Título: Futuro em risco
Autor:
Fonte: Jornal do Brasil, 29/05/2005, Opinião, p. A10
Não há por que comemorar a redução do déficit da Previdência pelo segundo mês consecutivo. De acordo com os números divulgados esta semana pelo governo, registrou-se em abril o menor valor mensal em 13 meses - R$ 2,013 bilhões. O resultado é também 9,6% inferior ao verificado em abril do ano passado, já descontada a inflação. Um feito irrisório. Irrelevante. Tamanha esterilidade a ser constatada quando, por exemplo, comparam-se os números divulgados com o déficit acumulado no ano (16,7%) em relação ao quatro primeiros meses de 2004. De janeiro a abril deste ano, as despesas com o pagamento de benefícios superaram as receitas da Previdência em R$ 10,734 bilhões.
A eloqüência dos números evidencia como o sistema previdenciário brasileiro encontra-se imerso num vasto e movediço terreno de problemas, entre os quais são especialmente perturbadores a insolvência financeira, o pântano de fraudes e o anacronismo nos mecanismos de fiscalização e controle. Por essas razões, a Previdência Social constitui hoje uma das maiores tragédias a enfrentar caso o Brasil não queira pôr em risco o futuro de milhões de cidadãos e ameaçar a saúde das finanças públicas do país.

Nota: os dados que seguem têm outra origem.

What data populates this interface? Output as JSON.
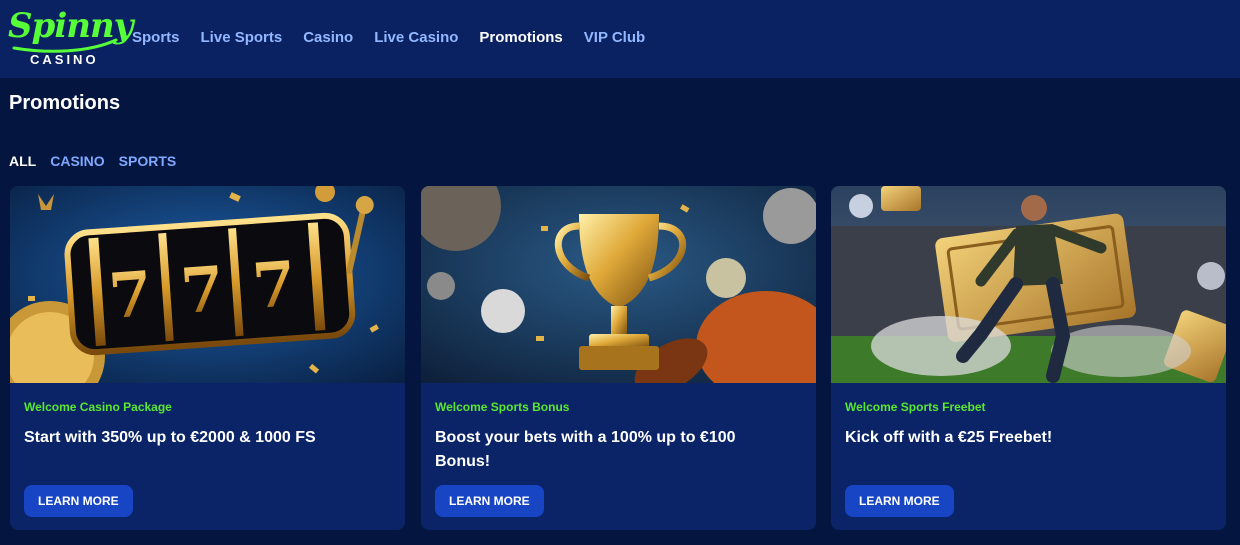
{
  "brand": {
    "name": "Spinny",
    "subtitle": "CASINO"
  },
  "nav": {
    "items": [
      "Sports",
      "Live Sports",
      "Casino",
      "Live Casino",
      "Promotions",
      "VIP Club"
    ],
    "active": "Promotions"
  },
  "page": {
    "title": "Promotions"
  },
  "filters": {
    "items": [
      "ALL",
      "CASINO",
      "SPORTS"
    ],
    "active": "ALL"
  },
  "cards": [
    {
      "category": "Welcome Casino Package",
      "title": "Start with 350% up to €2000 & 1000 FS",
      "button": "LEARN MORE",
      "image": "slot-machine-777-image"
    },
    {
      "category": "Welcome Sports Bonus",
      "title": "Boost your bets with a 100% up to €100 Bonus!",
      "button": "LEARN MORE",
      "image": "gold-trophy-image"
    },
    {
      "category": "Welcome Sports Freebet",
      "title": "Kick off with a €25 Freebet!",
      "button": "LEARN MORE",
      "image": "footballer-ticket-image"
    }
  ],
  "colors": {
    "header_bg": "#0a2262",
    "page_bg": "#04163f",
    "card_bg": "#0b2467",
    "accent_green": "#58e82f",
    "nav_link": "#93b7ff",
    "button_bg": "#1745c4"
  }
}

Não à toa se tem visto o sistema como uma bomba-relógio, diante da qual o governo do presidente Luiz Inácio Lula da Silva - como o anterior - detalha rotas para atrasar os ponteiros, mas não exibe musculatura capaz de desarmar o dispositivo de explosão. Tais mazelas, sabe-se, ganham feições ainda mais inquietantes no setor público. Enquanto isso, atalhos têm sido sucessivamente divulgados pelos governos, com a má colaboração do Congresso, como a salvação da lavoura. Não são.
Há dez anos, o governo Fernando Henrique encaminhava ao Congresso seu projeto de reforma previdenciária. Bateu na trave. Não ia ao âmago dos desequilíbrios. Depois de torpedeada por todos os lados, sobretudo pelo PT, tornou-se o primeiro dos remendos que vieram em seguida. Algumas tentativas revelaram-se simples mecanismos legais de amputação de benefícios - muitos deles, ressalte-se, justificáveis, como as aposentadorias precoces.
Em seguida, em 1999, veio o chamado fator previdenciário, que retardou a precocidade na concessão do benefício. Em 2003, no primeiro ano do mandato de Lula, houve nova reforma, desta vez na previdência dos regimes especiais, dos servidores públicos. Todas essas tentativas contrastam com o tamanho do déficit e com a crescente desconfiança dos participantes do sistema. Reformas provisórias e precárias requerem aprofundamento. E quanto mais se adiam mudanças substantivas, mais complexas são as exigências para consertar o sistema.
O drama é tão profundo no setor público quanto no INSS. De um lado estão os crescentes déficits decorrentes dos gastos promovidos pelo gigantismo estatal. Do outro, a constatação de que, com as atuais regras e o envelhecimento da população, a Previdência se tornará uma fábrica de sangria crônica. Cerca de 9% dos brasileiros têm hoje mais de 60 anos. Quase 13% da população é de aposentados e pensionistas do INSS. Segundo as projeções, em quatro décadas, vai beirar os 25%. Há 50 anos, a contribuição de 20 trabalhadores sustentava um aposentado. Hoje, a relação aproxima-se de 1,5 para 1.
Redimir tais números requer empenho político em doses exemplares para a formulação de projetos de consenso. Exige-se aí uma operação de alto nível - premissa, infelizmente, ausente na gramática do poder.